Enfin, sachez Mr le Député que nous percevons aucunes subventions quelles  qu’elles  soient, ce qui nous empêche de dénoncer cette banalisation comme nous le souhaiterions. Néanmoins, c’est avec des personnes comme vous à nos côtés que nous pourrons  faire bouger  les choses.  Il n’y a pas de fatalité, derrière un volant, il y a une personne.

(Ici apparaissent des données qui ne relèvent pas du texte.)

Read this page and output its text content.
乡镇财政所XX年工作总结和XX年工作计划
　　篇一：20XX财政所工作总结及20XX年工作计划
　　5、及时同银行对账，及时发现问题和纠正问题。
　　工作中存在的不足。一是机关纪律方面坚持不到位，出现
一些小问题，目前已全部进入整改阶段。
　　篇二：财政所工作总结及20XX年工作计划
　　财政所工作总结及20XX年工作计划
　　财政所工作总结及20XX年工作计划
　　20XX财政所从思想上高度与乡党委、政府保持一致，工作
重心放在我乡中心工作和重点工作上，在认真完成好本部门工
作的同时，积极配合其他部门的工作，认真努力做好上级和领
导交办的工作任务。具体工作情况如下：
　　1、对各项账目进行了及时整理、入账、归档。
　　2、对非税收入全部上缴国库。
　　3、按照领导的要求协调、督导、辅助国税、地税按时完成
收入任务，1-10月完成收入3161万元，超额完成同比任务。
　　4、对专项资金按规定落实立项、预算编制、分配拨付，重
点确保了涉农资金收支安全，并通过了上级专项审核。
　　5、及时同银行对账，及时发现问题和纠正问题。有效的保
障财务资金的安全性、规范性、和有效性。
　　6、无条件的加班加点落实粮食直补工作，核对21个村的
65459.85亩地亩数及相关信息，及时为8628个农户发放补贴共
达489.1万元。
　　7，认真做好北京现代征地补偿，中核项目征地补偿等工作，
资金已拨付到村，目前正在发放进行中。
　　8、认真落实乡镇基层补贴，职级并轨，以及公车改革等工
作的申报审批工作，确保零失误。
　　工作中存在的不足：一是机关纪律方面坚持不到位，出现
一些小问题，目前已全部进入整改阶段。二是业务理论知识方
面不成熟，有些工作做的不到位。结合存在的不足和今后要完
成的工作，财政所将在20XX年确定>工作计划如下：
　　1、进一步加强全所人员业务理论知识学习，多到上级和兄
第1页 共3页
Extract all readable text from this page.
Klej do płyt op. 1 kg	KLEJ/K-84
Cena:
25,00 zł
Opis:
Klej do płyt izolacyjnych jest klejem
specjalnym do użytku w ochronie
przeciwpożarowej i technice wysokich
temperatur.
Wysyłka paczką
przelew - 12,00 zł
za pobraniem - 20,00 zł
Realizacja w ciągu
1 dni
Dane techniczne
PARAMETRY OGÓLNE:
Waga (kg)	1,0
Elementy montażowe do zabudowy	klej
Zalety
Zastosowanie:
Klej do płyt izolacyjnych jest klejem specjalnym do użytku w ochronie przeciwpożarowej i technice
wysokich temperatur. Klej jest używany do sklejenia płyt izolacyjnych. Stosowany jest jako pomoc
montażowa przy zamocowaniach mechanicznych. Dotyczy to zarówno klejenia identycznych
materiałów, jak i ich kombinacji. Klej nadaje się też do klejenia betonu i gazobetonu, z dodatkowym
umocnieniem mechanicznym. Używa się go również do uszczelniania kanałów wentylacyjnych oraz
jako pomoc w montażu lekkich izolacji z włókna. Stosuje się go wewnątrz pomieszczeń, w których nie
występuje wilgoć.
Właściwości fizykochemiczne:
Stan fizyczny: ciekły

Nous vous prions d’agréer, Monsieur le Député, l’expression de notre considération distinguée.

 

                                                           Le collectif « Justice pour les victimes de la route »

 

 

                                                                                              



Les réactions

Avatar nadine CARBONNEL

Une circonstance aggravante serait suffisante pour que les homicides INVOLONTAIRES passent en VOLONTAIRES.Merci à Mr le député Delatte, il faudrait que beaucoup d'autres députés nous soutiennent, malheureusement parmi les courriers de demandes d'aide combien ont été signées?

Le 06-11-2013 à 19:13:14

Avatar marie-josé constant

oui, Monsieur le Député, nous avons perdues 4 membres de notre famille en septembre 2010, le chauffard était alcoolisé au moment de l'accident plus de 1.50g approximativement, puisque que deux heures aprés l'urgence et la violence de l 'accident ayant privilégié les soins des victimes l'analyse a été faite donc seul le taux de 0.56 a été retenu laissant ainsi tombé l'accusation d'état d'ébriété !!! cela n'est pas acceptable pour nous les parents de victimes !!! hier j'ai appris qu'un conducteur pris en état d'ébriété lors d'un controle de la gendarmerie à lui écopé d'une peine de six mois ferme !!! comment expliquer ces sanctions !!! quand allez vous enttendre notre collectif !!! et si les victimes faisaient parti de votre famille, Monsieur le Député resteriez vous sur cette optique ? un vol à l'étalage en France, 6 mois de prison !!! 4 vies de voléees sous état alcoolisé et vitesse exessive par tempête et orage : 3 ANS DONT 18 MOIS AVEC BRACELET ET 200 EUROS D AMENDE !!! de qui se moque t on ?

Le 07-11-2013 à 07:15:33

Avatar Françoise Morelle

j'ai la nette impression que ce gouvernement se moque des victimes de la route , de leur famille , que devrons nous faire ????quel acte devrons nous commettre pour nous faire entendre ????c'est bien beau de défiler calmement dans nos marche blanche , quel acte spectaculaire sans être PUNISSABLE PAR LA LOI nous faudra t il inventer pour être enfin écouté ??????